The internet is largely free and open, allowing you to access content on innumerable websites hosted around the world. Instead of paying directly, most websites have ads (including this one). A cookie is simply a file deposited on your device by the website. First-party cookies can do useful things like retain your login info, save form fills, and so on. A third-party cookie, which comes from an entity other than the website you’re visiting, is almost always used to track you and target ads.
Google said in 2020 that it would block third-party cookies in Chrome within two years, but that’s not happening. That’s when it announced the nebulous Privacy Sandbox. Google is an advertising company first and foremost, so it can’t just do away with tracking technologies if it’s going to sell targeted ads. Its first solution, known as Federated Learning of Cohorts or FLoC, was criticized for being insufficiently anonymous.
Google’s new angle is called Topics, which will consist of 300 different topics. Your online actions will determine which of those topics become associated with you. When you visit a website, the Privacy Sandbox will be able to provide it with three random topics from that list. Websites can pass that data to ad networks and target ads around those topics.
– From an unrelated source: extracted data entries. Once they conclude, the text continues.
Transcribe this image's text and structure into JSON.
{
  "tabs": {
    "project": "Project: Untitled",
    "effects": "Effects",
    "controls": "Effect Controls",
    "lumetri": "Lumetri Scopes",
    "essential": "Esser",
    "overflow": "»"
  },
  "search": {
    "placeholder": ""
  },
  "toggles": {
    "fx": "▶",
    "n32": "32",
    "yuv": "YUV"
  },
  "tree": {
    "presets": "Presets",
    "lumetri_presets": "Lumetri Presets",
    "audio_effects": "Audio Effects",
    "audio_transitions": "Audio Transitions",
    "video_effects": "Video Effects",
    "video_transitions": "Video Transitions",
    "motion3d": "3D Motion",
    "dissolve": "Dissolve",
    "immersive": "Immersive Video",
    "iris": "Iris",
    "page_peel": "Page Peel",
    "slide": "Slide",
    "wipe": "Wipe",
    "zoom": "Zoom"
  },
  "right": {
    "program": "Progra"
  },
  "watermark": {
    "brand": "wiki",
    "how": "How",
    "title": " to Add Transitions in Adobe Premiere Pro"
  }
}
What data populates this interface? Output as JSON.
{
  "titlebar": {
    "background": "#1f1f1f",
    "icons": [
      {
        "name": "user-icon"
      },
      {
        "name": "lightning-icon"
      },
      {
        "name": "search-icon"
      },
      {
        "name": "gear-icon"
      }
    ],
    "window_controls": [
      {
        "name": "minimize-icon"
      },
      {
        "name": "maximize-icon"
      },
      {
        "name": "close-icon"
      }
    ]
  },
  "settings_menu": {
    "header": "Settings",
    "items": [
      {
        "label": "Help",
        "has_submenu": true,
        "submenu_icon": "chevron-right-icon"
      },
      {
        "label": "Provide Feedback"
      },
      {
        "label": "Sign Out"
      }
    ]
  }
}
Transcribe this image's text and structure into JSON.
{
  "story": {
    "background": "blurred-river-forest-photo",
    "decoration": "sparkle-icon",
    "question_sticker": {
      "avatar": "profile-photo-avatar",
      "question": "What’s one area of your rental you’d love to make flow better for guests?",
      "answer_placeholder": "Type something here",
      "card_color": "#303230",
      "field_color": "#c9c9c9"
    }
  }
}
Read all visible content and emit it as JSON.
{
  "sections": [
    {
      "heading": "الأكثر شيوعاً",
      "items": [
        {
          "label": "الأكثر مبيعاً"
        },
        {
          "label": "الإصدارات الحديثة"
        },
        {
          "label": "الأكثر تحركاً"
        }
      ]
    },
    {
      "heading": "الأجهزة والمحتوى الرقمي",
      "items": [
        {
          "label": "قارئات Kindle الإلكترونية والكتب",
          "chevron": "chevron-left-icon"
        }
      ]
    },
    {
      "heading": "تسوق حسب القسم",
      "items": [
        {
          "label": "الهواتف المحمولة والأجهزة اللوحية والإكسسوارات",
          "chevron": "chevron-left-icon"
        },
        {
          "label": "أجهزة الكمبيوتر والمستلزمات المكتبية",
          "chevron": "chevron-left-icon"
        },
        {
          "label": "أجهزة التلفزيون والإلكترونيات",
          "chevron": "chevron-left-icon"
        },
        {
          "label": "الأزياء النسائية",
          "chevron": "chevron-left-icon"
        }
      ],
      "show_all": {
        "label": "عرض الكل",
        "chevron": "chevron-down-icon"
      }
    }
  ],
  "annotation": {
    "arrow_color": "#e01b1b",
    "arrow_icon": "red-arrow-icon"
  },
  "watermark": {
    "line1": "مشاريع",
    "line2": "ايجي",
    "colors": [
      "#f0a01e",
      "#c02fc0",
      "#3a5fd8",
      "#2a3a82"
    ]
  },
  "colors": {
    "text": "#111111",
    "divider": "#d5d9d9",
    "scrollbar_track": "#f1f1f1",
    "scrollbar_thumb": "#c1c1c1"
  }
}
Google announced the new delay under the heading of “Expanding testing for the Privacy Sandbox,” which is true. Google plans to expand the trial of its Topics model for ad targeting to millions of new users in the coming months. However, this test is going to stretch into 2023, and the final Privacy Sandbox API won’t be ready until Q3 2023. Chrome won’t end support for third-party cookies until the second half of 2024. That’s quite a bit later than initially promised.
In the meantime, you can activate the Do Not Track flag in your browser, which is supported in all the major players — even Google. However, Do Not Track is merely a polite suggestion. Most websites don’t respect that request. Browsers like Firefox and Edge have more robust tracking prevention that can make your online activity more private, but no method is foolproof.